Luke 13:10-17 CEB
Did I just start a meditation with a preview from an episode from Star Trek: The Next Generation (TNG)? Yes, Yes I did. And, just because I am good person and love you all, I will include this clip from the Big Bang Theory featuring the Wesley CRUSHers: (BTW-You don't need this video for the meditation, but why wouldn't you want to watch Sheldon say "Wheaton" menacingly under his breath?)
OK, that was fun. Now moving on. I am sure by now you are wondering what the possible connection is between a 26 year old episode and our revered and holy scripture. Ah, well, let me tell you.
In the episode Jean Luc Picard sends a team down to a planet that is a proverbial Eden. It is perfect in every way. The people are considered beautiful by the crews standard, there is no division, no poverty, and no sickness. No one, anywhere on the planet, ever broke any rules. Wesley Crusher, son to the doctor and a teenager, decides to spend some time with the kids on the planet playing some games. While playing a game of frisbee Wesley goes long and accidentally breaks a small greenhouse. In breaking the glass, Wesley also breaks a rule. It is then the crew learns every punishment, for every broken rule, was death. Wesley was going to be executed.
This episode is opposite from our American culture in two clear ways. We break laws/rules all the time, and breaking those rules results in scaleable punishment if caught. The Captain would spend the remainder of the episode trying to defend Wesley by discussing how ludicrous the punishment was. (I don't know, perhaps messing with their ecosystem and ruining their Eden was the real crime, but I digress.) Jesus, in our scripture also talks about law being ludicrous, but in a different way.
The law in question is working on the Sabbath. God created the Heavens and Earth in six day and on the seventh God rested. In honor and worship of God we are to rest on the seventh day as well. We should not work. Unless... Later in the scripture, the Jewish leaders would concede that if an animal were to fall in a well on the Sabbath, they would retrieve it. In this scripture Jesus points out how one works simply to give their animals water on the Sabbath. If one is willing to break the rules to help an animal, why wouldn't one break the rules to help an afflicted woman?

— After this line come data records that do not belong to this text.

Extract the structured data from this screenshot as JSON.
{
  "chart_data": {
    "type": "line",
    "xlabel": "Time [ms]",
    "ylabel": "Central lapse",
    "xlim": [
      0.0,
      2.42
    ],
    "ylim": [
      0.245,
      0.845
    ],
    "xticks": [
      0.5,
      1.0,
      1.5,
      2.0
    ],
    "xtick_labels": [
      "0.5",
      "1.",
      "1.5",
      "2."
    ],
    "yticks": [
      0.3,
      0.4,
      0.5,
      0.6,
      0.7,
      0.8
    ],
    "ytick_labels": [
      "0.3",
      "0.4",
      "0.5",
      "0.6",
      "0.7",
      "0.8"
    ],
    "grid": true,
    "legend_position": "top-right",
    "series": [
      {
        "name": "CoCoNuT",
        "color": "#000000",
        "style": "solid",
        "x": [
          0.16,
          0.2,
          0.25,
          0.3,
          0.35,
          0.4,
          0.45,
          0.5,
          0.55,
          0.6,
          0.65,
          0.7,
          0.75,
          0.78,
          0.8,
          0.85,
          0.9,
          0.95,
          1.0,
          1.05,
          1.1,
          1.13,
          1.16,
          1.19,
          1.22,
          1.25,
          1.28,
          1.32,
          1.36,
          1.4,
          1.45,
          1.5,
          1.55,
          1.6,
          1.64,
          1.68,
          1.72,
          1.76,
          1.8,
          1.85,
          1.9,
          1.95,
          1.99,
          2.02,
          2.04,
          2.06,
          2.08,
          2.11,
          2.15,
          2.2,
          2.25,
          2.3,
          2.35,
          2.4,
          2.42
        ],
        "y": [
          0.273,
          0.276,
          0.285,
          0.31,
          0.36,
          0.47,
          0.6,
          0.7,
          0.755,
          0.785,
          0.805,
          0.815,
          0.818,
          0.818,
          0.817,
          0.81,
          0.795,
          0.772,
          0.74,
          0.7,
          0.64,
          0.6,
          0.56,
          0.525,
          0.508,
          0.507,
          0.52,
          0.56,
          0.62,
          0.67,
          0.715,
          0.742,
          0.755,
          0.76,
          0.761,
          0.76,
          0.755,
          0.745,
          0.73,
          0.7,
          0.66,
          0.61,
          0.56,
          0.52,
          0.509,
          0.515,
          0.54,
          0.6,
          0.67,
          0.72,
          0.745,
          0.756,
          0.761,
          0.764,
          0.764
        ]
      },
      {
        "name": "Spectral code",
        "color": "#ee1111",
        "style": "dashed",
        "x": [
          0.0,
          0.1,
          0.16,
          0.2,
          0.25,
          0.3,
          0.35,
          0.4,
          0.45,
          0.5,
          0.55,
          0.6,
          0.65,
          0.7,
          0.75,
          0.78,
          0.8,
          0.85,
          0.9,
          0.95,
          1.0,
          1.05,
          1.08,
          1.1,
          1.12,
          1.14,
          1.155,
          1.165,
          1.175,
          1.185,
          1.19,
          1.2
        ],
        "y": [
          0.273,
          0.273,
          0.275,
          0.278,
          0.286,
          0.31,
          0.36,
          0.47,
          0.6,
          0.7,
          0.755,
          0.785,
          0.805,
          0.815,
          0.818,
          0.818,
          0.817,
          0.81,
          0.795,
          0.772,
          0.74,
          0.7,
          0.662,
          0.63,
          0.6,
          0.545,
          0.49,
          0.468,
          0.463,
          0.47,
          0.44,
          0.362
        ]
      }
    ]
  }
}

The point: Sometimes it's about doing what is right instead of following the rules. Rules are well and good, but rules can keep us from relating with one another. When Jesus said, "I have not come to abolish the law, but redeem it," I believe he was talking about redeeming the system to work for the people again, not against it. No one with Jesus could see the afflicted woman over and beyond the rule holding people back from helping her. There is a reason those rules existed to begin with, and that reason is what we should be living, not the rules themselves. So beam me up, LaForge, I think I'm done.